Un regard de Marguerite.


Une demi-heure s’était écoulée. Joulou n’avait point cédé à l’invitation de l’étude Deban. Au contraire, il avait refermé sa fenêtre et restait assis bien tranquillement devant la table de cuisine. La première bouteille de Beaune touchait à sa fin. Les deux cuisses du poulet et la carcasse avaient disparu. Joulou était déjà rouge et animé : nous ne disons pas gai, car le murmure de voix qui venait du salon, où le piano ne chantait plus la romance du Saule lui mettait des rides au front, tandis qu’il écoutait avec un mélancolique regret le refrain obstiné de la bamboche voisine.

Allons !
Chantons !
Trinquons !
Buvons !

— Quant à avoir un poulet comme celui-là à la Tour de Nesle, pensa-t-il pour se consoler, bernique ! C’est une maison d’un sou… Est-ce que je vas laisser les deux ailes pour Marguerite ?

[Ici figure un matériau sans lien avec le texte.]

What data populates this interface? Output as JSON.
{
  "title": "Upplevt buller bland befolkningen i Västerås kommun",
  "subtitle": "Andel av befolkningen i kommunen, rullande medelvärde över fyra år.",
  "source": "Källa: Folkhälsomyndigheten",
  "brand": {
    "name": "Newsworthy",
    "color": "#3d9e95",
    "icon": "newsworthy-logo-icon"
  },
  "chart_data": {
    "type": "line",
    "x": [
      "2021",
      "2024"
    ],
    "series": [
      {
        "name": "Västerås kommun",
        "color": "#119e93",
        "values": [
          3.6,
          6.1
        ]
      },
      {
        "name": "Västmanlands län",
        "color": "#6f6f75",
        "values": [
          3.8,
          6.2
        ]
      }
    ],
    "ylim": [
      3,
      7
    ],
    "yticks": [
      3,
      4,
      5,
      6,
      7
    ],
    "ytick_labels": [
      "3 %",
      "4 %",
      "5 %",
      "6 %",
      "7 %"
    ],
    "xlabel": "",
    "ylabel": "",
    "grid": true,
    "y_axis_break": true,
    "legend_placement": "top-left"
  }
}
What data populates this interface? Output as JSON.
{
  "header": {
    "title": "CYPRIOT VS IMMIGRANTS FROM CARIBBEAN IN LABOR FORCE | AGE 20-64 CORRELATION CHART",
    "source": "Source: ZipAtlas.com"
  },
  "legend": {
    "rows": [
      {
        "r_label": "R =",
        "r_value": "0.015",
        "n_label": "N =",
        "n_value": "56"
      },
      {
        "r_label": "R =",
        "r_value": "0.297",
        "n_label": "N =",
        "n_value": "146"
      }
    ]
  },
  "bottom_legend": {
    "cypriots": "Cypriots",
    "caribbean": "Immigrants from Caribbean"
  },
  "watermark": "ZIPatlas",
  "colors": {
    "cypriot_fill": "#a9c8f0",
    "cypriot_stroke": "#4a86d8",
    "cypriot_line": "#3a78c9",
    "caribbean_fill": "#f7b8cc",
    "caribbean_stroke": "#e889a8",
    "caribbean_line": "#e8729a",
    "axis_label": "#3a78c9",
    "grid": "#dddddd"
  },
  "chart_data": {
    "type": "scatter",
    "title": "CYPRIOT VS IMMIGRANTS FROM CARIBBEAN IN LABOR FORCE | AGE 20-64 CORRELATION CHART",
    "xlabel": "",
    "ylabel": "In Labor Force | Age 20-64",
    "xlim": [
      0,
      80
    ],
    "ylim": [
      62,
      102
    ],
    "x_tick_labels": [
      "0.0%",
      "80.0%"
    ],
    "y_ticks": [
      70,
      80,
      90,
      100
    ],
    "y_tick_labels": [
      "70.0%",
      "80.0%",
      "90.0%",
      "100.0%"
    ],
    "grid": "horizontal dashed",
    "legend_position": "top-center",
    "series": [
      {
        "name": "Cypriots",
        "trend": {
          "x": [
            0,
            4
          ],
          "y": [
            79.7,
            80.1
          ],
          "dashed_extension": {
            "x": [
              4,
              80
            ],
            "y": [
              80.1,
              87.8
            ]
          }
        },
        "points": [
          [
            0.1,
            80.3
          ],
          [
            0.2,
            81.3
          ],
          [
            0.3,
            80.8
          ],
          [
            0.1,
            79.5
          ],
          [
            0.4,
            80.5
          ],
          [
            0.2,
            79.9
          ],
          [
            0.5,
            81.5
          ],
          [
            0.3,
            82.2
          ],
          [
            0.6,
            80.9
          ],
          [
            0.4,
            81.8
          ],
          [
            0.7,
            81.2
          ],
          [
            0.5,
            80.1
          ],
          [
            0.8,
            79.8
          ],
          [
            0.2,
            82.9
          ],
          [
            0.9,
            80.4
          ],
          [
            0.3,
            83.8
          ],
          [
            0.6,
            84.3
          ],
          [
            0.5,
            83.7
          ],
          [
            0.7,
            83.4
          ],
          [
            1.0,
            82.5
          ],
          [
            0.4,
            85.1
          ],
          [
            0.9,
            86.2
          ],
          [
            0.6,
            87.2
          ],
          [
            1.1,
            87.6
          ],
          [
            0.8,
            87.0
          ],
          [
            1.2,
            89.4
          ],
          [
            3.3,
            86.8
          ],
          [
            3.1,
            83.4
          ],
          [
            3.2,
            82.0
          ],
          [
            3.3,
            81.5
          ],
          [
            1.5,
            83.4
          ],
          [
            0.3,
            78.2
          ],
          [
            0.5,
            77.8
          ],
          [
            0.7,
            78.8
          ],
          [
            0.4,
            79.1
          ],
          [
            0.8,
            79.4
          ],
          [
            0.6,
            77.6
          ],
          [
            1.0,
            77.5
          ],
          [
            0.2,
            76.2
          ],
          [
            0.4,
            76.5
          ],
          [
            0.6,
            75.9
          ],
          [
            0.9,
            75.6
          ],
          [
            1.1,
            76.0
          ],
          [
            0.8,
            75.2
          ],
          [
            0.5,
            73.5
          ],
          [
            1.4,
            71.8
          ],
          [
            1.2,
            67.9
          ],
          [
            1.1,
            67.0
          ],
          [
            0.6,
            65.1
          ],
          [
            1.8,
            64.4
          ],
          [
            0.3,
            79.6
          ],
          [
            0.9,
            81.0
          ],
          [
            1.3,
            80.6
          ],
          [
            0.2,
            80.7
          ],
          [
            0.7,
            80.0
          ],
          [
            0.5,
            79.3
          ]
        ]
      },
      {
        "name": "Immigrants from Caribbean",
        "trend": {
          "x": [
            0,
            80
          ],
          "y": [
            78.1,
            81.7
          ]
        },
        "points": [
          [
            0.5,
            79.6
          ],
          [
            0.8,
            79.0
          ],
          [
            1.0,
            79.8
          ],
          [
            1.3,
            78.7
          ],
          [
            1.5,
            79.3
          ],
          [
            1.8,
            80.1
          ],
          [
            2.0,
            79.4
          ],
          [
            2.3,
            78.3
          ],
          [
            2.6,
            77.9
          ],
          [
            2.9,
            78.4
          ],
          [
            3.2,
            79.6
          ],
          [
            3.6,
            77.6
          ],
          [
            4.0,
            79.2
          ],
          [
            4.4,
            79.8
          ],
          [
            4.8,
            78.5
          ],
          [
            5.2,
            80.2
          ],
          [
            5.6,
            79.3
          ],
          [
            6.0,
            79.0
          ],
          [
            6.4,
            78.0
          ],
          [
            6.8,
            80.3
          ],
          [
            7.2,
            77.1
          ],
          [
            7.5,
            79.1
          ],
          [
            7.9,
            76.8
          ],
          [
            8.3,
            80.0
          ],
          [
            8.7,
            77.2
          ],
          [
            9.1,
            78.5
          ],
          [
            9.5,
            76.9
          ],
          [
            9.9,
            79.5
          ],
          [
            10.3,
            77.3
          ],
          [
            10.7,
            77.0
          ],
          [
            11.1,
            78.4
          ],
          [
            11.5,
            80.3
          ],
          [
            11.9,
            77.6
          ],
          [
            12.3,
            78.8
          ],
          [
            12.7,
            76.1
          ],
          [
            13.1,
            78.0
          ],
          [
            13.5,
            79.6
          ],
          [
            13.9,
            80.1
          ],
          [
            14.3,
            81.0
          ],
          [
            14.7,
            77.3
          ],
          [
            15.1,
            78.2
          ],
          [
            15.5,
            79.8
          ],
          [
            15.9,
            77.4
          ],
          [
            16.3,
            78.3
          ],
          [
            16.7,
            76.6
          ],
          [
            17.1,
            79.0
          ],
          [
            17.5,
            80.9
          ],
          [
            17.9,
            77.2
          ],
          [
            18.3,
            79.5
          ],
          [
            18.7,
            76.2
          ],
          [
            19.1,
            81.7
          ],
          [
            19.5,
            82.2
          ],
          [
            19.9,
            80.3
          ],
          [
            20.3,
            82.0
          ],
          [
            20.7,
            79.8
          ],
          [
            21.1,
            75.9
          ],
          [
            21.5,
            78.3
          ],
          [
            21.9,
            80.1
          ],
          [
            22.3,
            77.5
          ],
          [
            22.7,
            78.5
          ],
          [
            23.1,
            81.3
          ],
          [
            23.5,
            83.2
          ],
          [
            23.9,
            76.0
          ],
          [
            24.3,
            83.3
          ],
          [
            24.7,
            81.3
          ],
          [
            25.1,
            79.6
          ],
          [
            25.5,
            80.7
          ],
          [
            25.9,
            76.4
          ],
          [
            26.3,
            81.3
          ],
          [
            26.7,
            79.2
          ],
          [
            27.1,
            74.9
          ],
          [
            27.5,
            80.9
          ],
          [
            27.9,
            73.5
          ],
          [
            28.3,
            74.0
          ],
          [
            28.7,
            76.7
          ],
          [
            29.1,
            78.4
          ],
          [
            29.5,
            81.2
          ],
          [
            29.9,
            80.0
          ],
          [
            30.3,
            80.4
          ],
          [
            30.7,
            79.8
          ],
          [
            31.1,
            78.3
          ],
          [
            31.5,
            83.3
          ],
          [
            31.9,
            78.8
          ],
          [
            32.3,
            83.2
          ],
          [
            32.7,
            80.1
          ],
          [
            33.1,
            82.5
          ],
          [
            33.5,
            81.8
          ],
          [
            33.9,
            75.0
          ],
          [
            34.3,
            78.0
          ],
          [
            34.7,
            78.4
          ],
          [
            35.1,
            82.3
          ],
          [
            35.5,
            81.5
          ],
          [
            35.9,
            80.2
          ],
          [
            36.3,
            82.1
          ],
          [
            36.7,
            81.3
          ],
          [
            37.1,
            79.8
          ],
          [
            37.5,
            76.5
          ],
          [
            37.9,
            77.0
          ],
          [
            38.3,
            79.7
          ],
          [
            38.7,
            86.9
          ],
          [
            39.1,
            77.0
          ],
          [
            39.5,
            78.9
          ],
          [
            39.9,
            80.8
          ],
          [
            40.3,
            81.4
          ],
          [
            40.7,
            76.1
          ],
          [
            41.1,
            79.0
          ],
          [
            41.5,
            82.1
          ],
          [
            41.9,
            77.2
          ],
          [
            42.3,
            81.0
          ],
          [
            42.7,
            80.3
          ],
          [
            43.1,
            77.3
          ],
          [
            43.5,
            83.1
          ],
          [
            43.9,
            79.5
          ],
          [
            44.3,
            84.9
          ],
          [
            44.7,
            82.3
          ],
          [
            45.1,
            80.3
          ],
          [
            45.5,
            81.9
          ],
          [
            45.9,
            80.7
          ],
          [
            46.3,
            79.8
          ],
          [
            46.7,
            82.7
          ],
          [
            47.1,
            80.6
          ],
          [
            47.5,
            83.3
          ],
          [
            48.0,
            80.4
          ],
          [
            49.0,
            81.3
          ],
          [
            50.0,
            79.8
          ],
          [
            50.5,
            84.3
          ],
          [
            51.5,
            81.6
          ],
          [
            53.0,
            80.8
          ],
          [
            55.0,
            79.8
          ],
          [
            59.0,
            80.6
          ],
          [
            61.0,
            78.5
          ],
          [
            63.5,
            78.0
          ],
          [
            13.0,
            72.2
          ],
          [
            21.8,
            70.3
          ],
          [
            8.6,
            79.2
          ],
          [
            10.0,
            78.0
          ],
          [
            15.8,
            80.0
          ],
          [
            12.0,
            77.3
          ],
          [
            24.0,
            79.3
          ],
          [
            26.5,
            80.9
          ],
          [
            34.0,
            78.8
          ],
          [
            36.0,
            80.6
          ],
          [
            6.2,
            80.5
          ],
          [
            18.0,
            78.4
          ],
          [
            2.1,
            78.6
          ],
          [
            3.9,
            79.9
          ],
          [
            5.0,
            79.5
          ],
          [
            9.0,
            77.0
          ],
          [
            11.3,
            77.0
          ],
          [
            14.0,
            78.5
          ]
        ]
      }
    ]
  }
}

Il ne parlait point de Roland dans son monologue que ralentissait un solide travail de mastication, mais ce n’était pas faute d’y songer. Déjà, trois ou quatre fois, Joulou s’était levé pour pousser une reconnaissance, sur la pointe de ses gros pieds, jusque dans le corridor. Chaque fois, il en était revenu plus sombre, quoique sans diminution notable d’appétit. Il prit le corps du poulet, afin de ménager les ailes, et se dit :

— Ce n’est pas que j’y tienne autrement à Marguerite, mais celui-là me déplaît !

Marguerite était demi-couchée sur le divan, les deux bras arrondis sous sa tête. Ses yeux rêveurs semblaient suivre au plafond de vagues images qui fuyaient.

— Non pas pure comme de l’or, disait-elle à Roland qui l’écoutait subjugué. Le moindre choc entame l’or. Il faut avoir de l’or ; il ne faut pas être d’or. Je suis d’acier. J’ai eu peur de moi-même parfois en me sentant si forte et si invulnérable. Que serait-il advenu si mon père, au lieu de mourir, vaincu, était maintenant, comme il ne pourrait manquer de l’être, par le seul bénéfice du temps, un général heureux et glorieux ? Je n’en sais rien et peu m’importe. J’ai vu le monde, ce qu’ils appellent le grand monde ; j’ai fait plus : j’ai été du monde. J’aurais pu y rester, enchaînée par un lien de diamants et de fleurs. Le monde était comme vous, Roland, il me trouvait belle. Moi, je le regardai une fois avec les yeux de mon âme ; il me fit mépris et pitié. Je vous ai dit : je n’ai pas de cœur ; cela est vrai, dans le pauvre sens que vous attachez tous à ce mot. Cela signifie que ma conscience se révolte à l’idée d’avoir pour maître un homme…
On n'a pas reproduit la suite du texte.